ARIANS: Just the way that he handled things at the line of scrimmage. The up-tempo got so popular because he was so great at playing at the line of scrimmage, and in his early years, developing that was a ton of fun. Watching him do it, learn it and come up with new ideas. Jim Kelly did a little bit of it with the K-Gun way back, but Peyton made it very popular. Being able to take three plays or four plays to the line of scrimmage, and put his team in the best one.

VRENTAS: You have your golf outing this weekend. What spurred you to create the foundation and support this cause?

ARIANS: My wife, Christine, was a kids’ voice attorney in Indianapolis and is now a volunteer going on 15 years with Court Appointed Special Advocate (CASA) programs. Watching her save these kids, one at a time, truly was unbelievable to me. The work she put in, and then watching these kids grow and have a future—and helping some moms who got their kids back…

It’s really to honor my wife and the work she has done, but we have such a problem here in Maricopa County. We have over 14,000 kids in the system and not even 1,000 CASAs. It is a huge problem, so we want to bring more awareness and raise more money. This year, we were able to write a check for $150,000 to Voices for CASA Children, and my wife is on a state committee to hopefully get some laws changed and make it easier to fund the CASA program.

VRENTAS: What have you learned through your wife’s experiences and your work with the foundation?

ARIANS: Perseverance for one. That there’s a good side to every person, and you just have to find it and help nurture it. And from the outside, just rooting that my wife can be successful when she takes a case, and that the child has a better life.

VRENTAS: Child abuse has been one of the subjects that has received increased attention in the NFL. How has your work with the foundation affected the way you handle players with these kind of off-field issues?

ARIANS: We have a very, very low tolerance of domestic violence cases with the Cardinals, starting with our owner and all the way through me. A couple years ago, we had a player charged, and then he actually was exonerated, but we still released him—and another guy off our practice squad. There is a very, very low tolerance here, for just that reason, that this cannot continue to go on.

[The NFL’s role] is not as much about the discipline of the few people that have those problems, as much as it is bringing awareness to something that is swept under the rug way too often. We try to raise as much awareness about domestic violence in all phases, and make sure that the people who are in that situation in your cities are getting as much attention as those one or two football players, and that we don’t turn our backs on it.

VRENTAS: What lesson did you take away from last season?

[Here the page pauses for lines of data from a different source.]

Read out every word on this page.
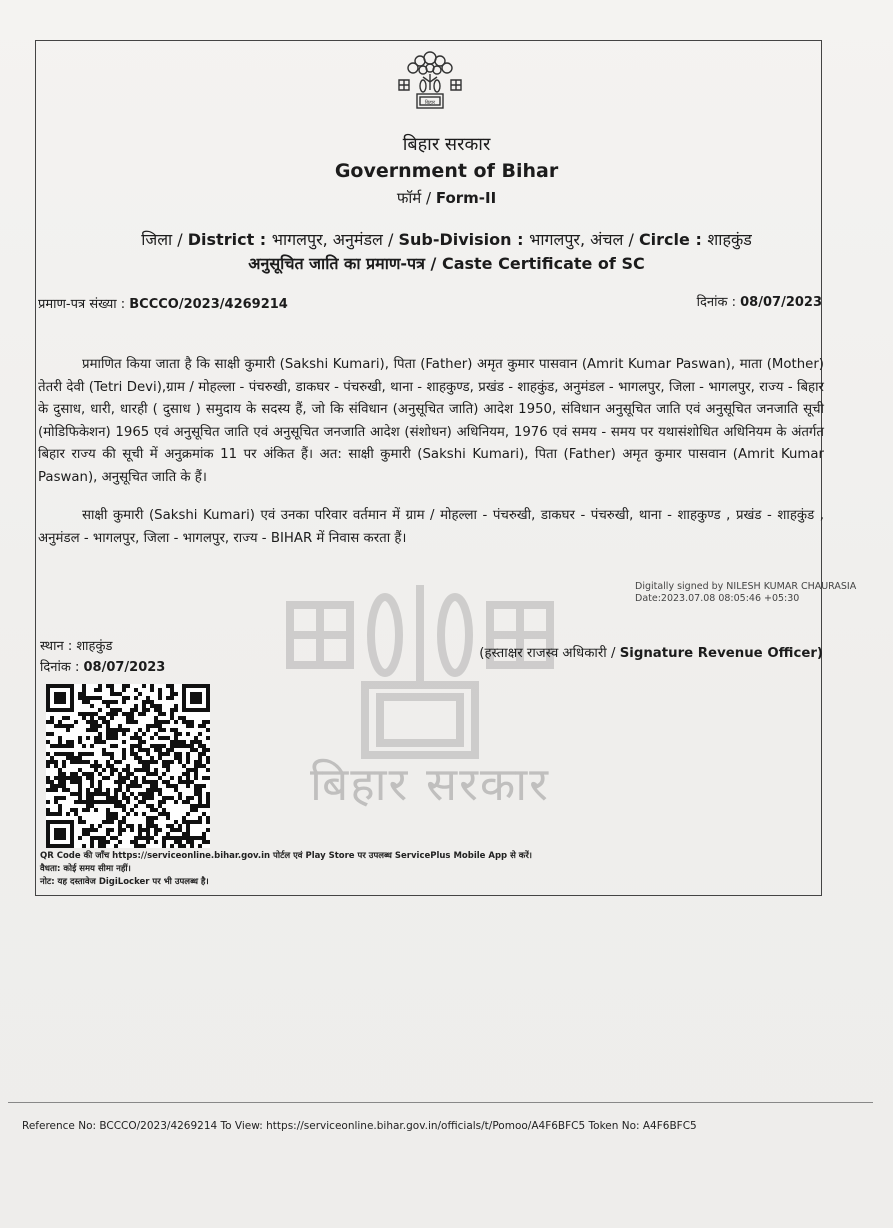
बिहार
बिहार सरकार
बिहार सरकार
Government of Bihar
फॉर्म / Form-II
जिला / District : भागलपुर, अनुमंडल / Sub-Division : भागलपुर, अंचल / Circle : शाहकुंड
अनुसूचित जाति का प्रमाण-पत्र / Caste Certificate of SC
प्रमाण-पत्र संख्या : BCCCO/2023/4269214	दिनांक : 08/07/2023
प्रमाणित किया जाता है कि साक्षी कुमारी (Sakshi Kumari), पिता (Father) अमृत कुमार पासवान (Amrit Kumar Paswan), माता (Mother) तेतरी देवी (Tetri Devi),ग्राम / मोहल्ला - पंचरुखी, डाकघर - पंचरुखी, थाना - शाहकुण्ड, प्रखंड - शाहकुंड, अनुमंडल - भागलपुर, जिला - भागलपुर, राज्य - बिहार के दुसाध, धारी, धारही ( दुसाध ) समुदाय के सदस्य हैं, जो कि संविधान (अनुसूचित जाति) आदेश 1950, संविधान अनुसूचित जाति एवं अनुसूचित जनजाति सूची (मोडिफिकेशन) 1965 एवं अनुसूचित जाति एवं अनुसूचित जनजाति आदेश (संशोधन) अधिनियम, 1976 एवं समय - समय पर यथासंशोधित अधिनियम के अंतर्गत बिहार राज्य की सूची में अनुक्रमांक 11 पर अंकित हैं। अत: साक्षी कुमारी (Sakshi Kumari), पिता (Father) अमृत कुमार पासवान (Amrit Kumar Paswan), अनुसूचित जाति के हैं।
साक्षी कुमारी (Sakshi Kumari) एवं उनका परिवार वर्तमान में ग्राम / मोहल्ला - पंचरुखी, डाकघर - पंचरुखी, थाना - शाहकुण्ड , प्रखंड - शाहकुंड , अनुमंडल - भागलपुर, जिला - भागलपुर, राज्य - BIHAR में निवास करता हैं।
Digitally signed by NILESH KUMAR CHAURASIA
Date:2023.07.08 08:05:46 +05:30
स्थान : शाहकुंड
दिनांक : 08/07/2023
(हस्ताक्षर राजस्व अधिकारी / Signature Revenue Officer)
QR Code की जाँच https://serviceonline.bihar.gov.in पोर्टल एवं Play Store पर उपलब्ध ServicePlus Mobile App से करें।
वैधता: कोई समय सीमा नहीं।
नोट: यह दस्तावेज DigiLocker पर भी उपलब्ध है।
Reference No: BCCCO/2023/4269214 To View: https://serviceonline.bihar.gov.in/officials/t/Pomoo/A4F6BFC5 Token No: A4F6BFC5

ARIANS: Don’t let the moment get too big. We were down by 10 [in the NFC Championship Game], and on the sideline it felt like 25. And you only get one opportunity; you have to be ready to play at that moment. We had learned that from losing in the playoffs the year before, playing on the road. We had to win our division. So we grew. We won our division, and we won at home [in the divisional round]. Now it is easier to say, ‘Hey, you want to win the [conference] championship, play it at home.’ It’s a lot easier at home.

VRENTAS: Coaches and players always talk about having a 24-hour rule after tough losses. But when your toughest loss is the last of the season how long do you dwell on it?

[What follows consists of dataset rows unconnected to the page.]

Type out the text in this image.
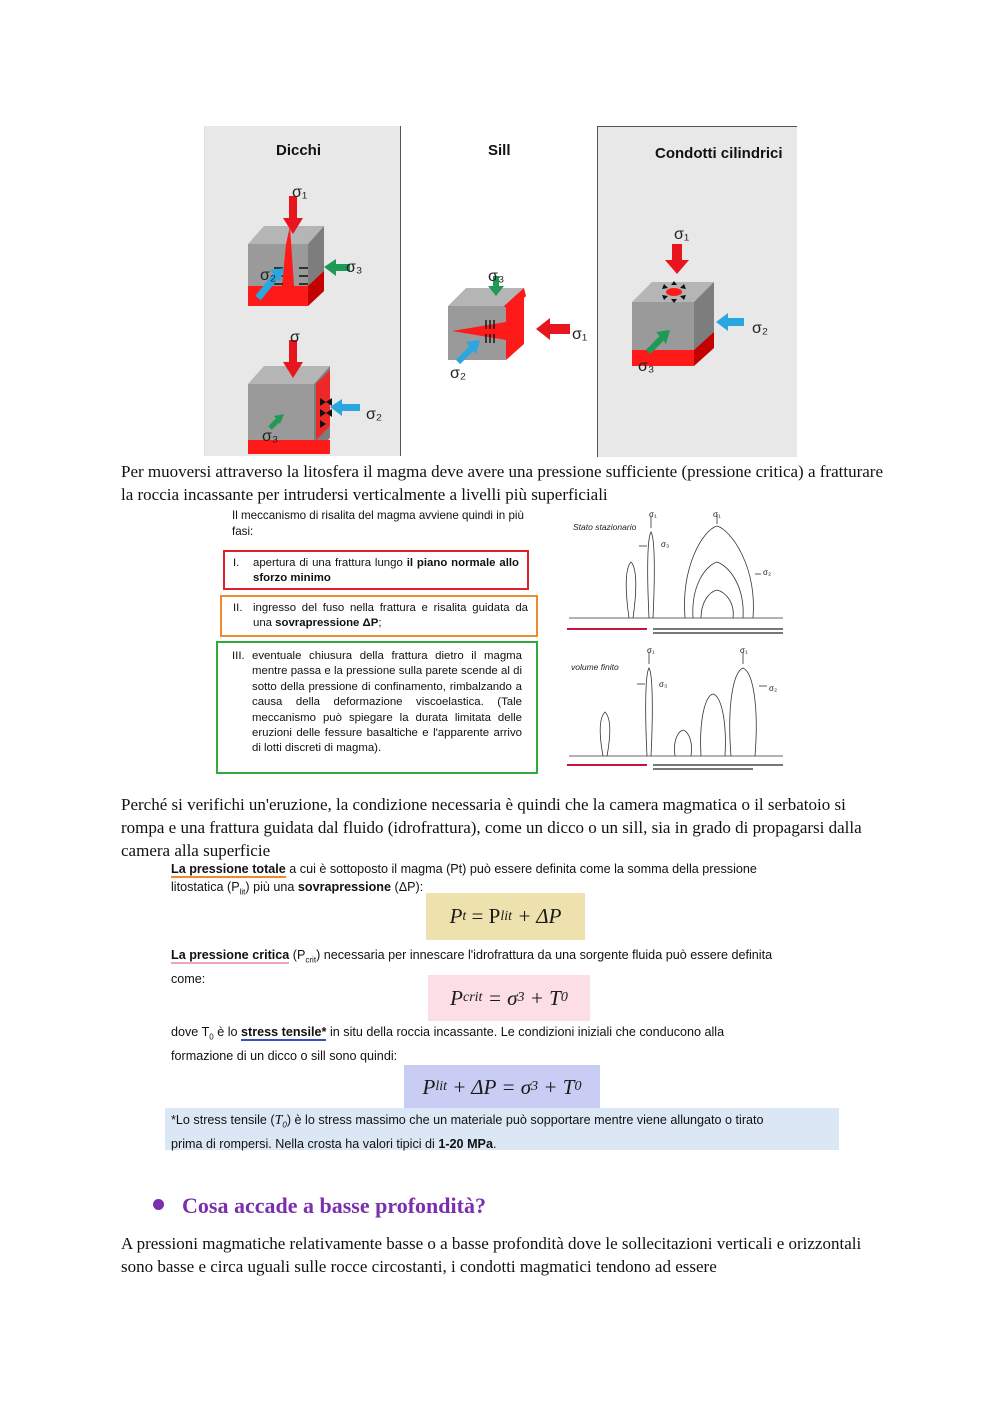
Dicchi	Sill	Condotti cilindrici
σ₁
σ₃
σ₂
σ
σ₂
σ₃
σ₃
σ₁
σ₂
σ₁
σ₂
σ₃
Per muoversi attraverso la litosfera il magma deve avere una pressione sufficiente (pressione critica) a fratturare la roccia incassante per intrudersi verticalmente a livelli più superficiali
Il meccanismo di risalita del magma avviene quindi in più fasi:
I. apertura di una frattura lungo il piano normale allo sforzo minimo
II. ingresso del fuso nella frattura e risalita guidata da una sovrapressione ΔP;
III. eventuale chiusura della frattura dietro il magma mentre passa e la pressione sulla parete scende al di sotto della pressione di confinamento, rimbalzando a causa della deformazione viscoelastica. (Tale meccanismo può spiegare la durata limitata delle eruzioni delle fessure basaltiche e l'apparente arrivo di lotti discreti di magma).
Stato stazionario
volume finito
σ₁	σ₁
σ₃
σ₂
σ₁	σ₁
σ₃	σ₂
Perché si verifichi un'eruzione, la condizione necessaria è quindi che la camera magmatica o il serbatoio si rompa e una frattura guidata dal fluido (idrofrattura), come un dicco o un sill, sia in grado di propagarsi dalla camera alla superficie
La pressione totale a cui è sottoposto il magma (Pt) può essere definita come la somma della pressione
litostatica $(P_{lit})$ più una sovrapressione (ΔP):
P t = P lit + ΔP
La pressione critica $(P_{crit})$ necessaria per innescare l'idrofrattura da una sorgente fluida può essere definita
come:
P crit = σ 3 + T 0
dove $T_0$ è lo stress tensile* in situ della roccia incassante. Le condizioni iniziali che conducono alla
formazione di un dicco o sill sono quindi:
P lit + ΔP = σ 3 + T 0
*Lo stress tensile $(T_0)$ è lo stress massimo che un materiale può sopportare mentre viene allungato o tirato
prima di rompersi. Nella crosta ha valori tipici di 1-20 MPa.
Cosa accade a basse profondità?
A pressioni magmatiche relativamente basse o a basse profondità dove le sollecitazioni verticali e orizzontali sono basse e circa uguali sulle rocce circostanti, i condotti magmatici tendono ad essere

ARIANS: Until you start up again. That one lasts until you bring a new team together and start all over again.

VRENTAS: How will you bring your new team together this spring?

ARIANS: You have so many new faces, but the core of your football team will be back. You congratulate them on what they did, but you also make note that, hey, we fell short, this is why we fell short, and let’s make sure we get ourselves back to that position and handle it better this year.

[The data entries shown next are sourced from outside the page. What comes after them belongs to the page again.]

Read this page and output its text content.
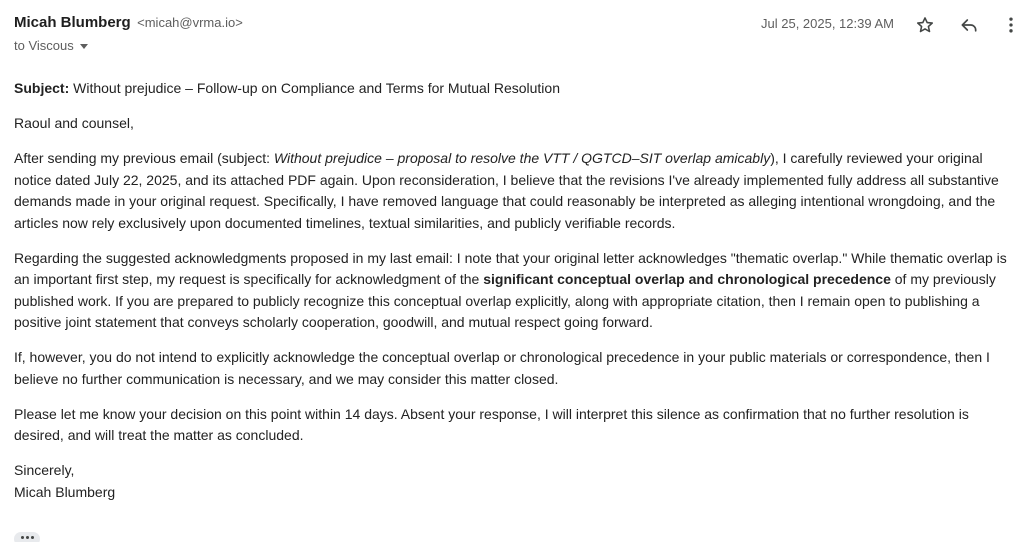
Micah Blumberg <micah@vrma.io>
to Viscous
Jul 25, 2025, 12:39 AM

Subject: Without prejudice – Follow-up on Compliance and Terms for Mutual Resolution

Raoul and counsel,

After sending my previous email (subject: Without prejudice – proposal to resolve the VTT / QGTCD–SIT overlap amicably), I carefully reviewed your original notice dated July 22, 2025, and its attached PDF again. Upon reconsideration, I believe that the revisions I've already implemented fully address all substantive demands made in your original request. Specifically, I have removed language that could reasonably be interpreted as alleging intentional wrongdoing, and the articles now rely exclusively upon documented timelines, textual similarities, and publicly verifiable records.

Regarding the suggested acknowledgments proposed in my last email: I note that your original letter acknowledges "thematic overlap." While thematic overlap is an important first step, my request is specifically for acknowledgment of the significant conceptual overlap and chronological precedence of my previously published work. If you are prepared to publicly recognize this conceptual overlap explicitly, along with appropriate citation, then I remain open to publishing a positive joint statement that conveys scholarly cooperation, goodwill, and mutual respect going forward.

If, however, you do not intend to explicitly acknowledge the conceptual overlap or chronological precedence in your public materials or correspondence, then I believe no further communication is necessary, and we may consider this matter closed.

Please let me know your decision on this point within 14 days. Absent your response, I will interpret this silence as confirmation that no further resolution is desired, and will treat the matter as concluded.

Sincerely,
Micah Blumberg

VRENTAS: There’s been a free-agency frenzy around the league since Wednesday, but the Cardinals were pretty much quiet. What is your team’s approach?

ARIANS: We are usually quiet early in free agency. We feel like we have a really good football team. We’re trying to sign our guys, and then we’ve had a lot of luck later in free agency with some veteran players. That has kind of been our blueprint: re-sign our players, and add a few pieces to the puzzle. Our GM, Steve Keim, does an unbelievable job during free agency of fitting guys in our locker room and in our culture and then adding in the draft. And we’ve also been very lucky with college free agents; a number of them have made our team.

VRENTAS: Safety Tyvon Branch agreed to a two-year deal with Arizona. What will he bring to your defense?

ARIANS: A lot of position flexibility. He can play free safety, strong safety; he can play nickel [cornerback]. He does a great job playing man-to-man, and that’s something we need out of our safeties.

VRENTAS: Looking back at last season, how much do you believe Carson Palmer’s late-season finger injury affected his performance in the playoffs?

ARIANS: He is very, very tough. He would never let on [how much]. I think it affected a few passes, but not as many as some people want to think. We just didn’t play well enough as a football team around him.

VRENTAS: Going into last season, it was physical hurdles that Carson Palmer had to overcome after his ACL injury. Now you could say the hurdles are more mental after he committed six turnovers in the NFC title game. How do you think he will bounce back?

ARIANS: I think he’s already back. He’s working full speed ahead and looking forward to next year. I think players sometimes get over things a little bit quicker than coaches. He’s already got goals set. Weekly goals set. Daily goals set. So he’s going full speed ahead.